2. the data subject withdraws consent on which the processing is based according to article 6, paragraph 1, letter a), or article 9, paragraph 2, letter a), and where there is no other legal ground for the processing;

3. the data subject objects to the processing pursuant to article 21, paragraph 1, and there are no overriding legitimate grounds for the processing, or the data subject objects to the processing pursuant to article 21, paragraph 2;

4. the personal data have been unlawfully processed;

e)the personal data have to be erased for compliance with a legal obligation provided by Union or Member State law to which the data controller is subject;

6. the personal data have been collected in relation to the offer of information society services referred to in article 8, paragraph 1.

2. Where the data controller has made the personal data public and is obliged pursuant to paragraph 1 to erase such data, the controller, taking account of available technology and the cost of implementation, shall take reasonable steps, including technical measures, to inform controllers which are processing the personal data that the data subject has requested the erasure by such controllers of any links, or copy or reproduction of said personal data.

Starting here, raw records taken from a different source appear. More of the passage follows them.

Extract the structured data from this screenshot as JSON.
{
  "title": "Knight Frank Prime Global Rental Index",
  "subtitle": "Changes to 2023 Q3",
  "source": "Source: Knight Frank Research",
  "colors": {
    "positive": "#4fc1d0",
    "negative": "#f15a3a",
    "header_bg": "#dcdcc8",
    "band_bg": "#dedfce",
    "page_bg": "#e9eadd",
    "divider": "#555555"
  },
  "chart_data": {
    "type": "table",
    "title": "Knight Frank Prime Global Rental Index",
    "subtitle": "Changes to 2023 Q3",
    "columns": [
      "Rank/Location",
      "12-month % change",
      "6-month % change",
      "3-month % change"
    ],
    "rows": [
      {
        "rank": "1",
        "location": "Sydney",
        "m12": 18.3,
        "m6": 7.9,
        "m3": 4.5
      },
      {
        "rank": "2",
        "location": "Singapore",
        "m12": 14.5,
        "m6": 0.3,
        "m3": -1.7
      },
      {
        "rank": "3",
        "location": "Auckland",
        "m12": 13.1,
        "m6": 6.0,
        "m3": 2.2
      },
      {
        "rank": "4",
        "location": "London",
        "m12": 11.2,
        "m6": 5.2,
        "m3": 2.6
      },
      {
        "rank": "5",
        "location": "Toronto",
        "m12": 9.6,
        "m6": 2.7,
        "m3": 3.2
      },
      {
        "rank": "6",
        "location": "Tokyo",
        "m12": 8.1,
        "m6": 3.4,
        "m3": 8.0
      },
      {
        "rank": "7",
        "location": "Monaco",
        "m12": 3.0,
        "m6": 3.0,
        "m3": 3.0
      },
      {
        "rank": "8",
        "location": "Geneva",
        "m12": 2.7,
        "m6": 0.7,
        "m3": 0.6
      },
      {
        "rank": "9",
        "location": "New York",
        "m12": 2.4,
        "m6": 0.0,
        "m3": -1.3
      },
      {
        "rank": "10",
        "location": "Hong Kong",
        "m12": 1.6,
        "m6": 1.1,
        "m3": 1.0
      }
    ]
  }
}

3. Paragraphs 1 and 2 shall not apply to the extent that the processing is necessary:

1. for exercising the right of freedom of expression and information;

2. for compliance with a legal obligation that requires processing by Union or Member State law to which the controller is subject or for the performance of a task carried out in the public interest or in the exercise of official authority vested in the controller;

3. for reasons of public interest in the area of public health in accordance with article 9, paragraph 2, letters h) and i), and article 9, paragraph 3;

4. for archiving purposes in the public interest, scientific or historical research purposes or statistical purposes in accordance with article 89, paragraph 1, in so far as the right referred to in paragraph 1 is likely to render impossible or seriously impair the achievement of the objectives of that processing; or

5. for the establishment, exercise or defence of legal claims.

Article 18

Right to restriction of processing

1. The data subject shall have the right to obtain from the data controller restriction of processing where one of the following applies:

1. the accuracy of the personal data is contested by the data subject, for a period enabling the controller to verify the accuracy of said personal data;

2. the processing is unlawful, and the data subject opposes the erasure of personal data and requests the restriction of their use instead;

3. the controller no longer needs the personal data for the purposes of the processing, but they are required by the data subject for the establishment, exercise or defence of legal claims;

4. the data subject has objected to the processing pursuant to article 21, paragraph 1, pending the verification whether the legitimate grounds of the controller override those of the data subject.

2. Where processing has been restricted under paragraph 1, such personal data shall, with the exception of storage, only be processed with the data subject’s consent or for the establishment, exercise or defence of legal claims or for the protection of the rights of another natural or legal person or for reasons of important public interest of the Union or of a Member State.

3. A data subject who has obtained restriction of processing pursuant to paragraph 1 shall be informed by the data controller before the restriction of processing is lifted.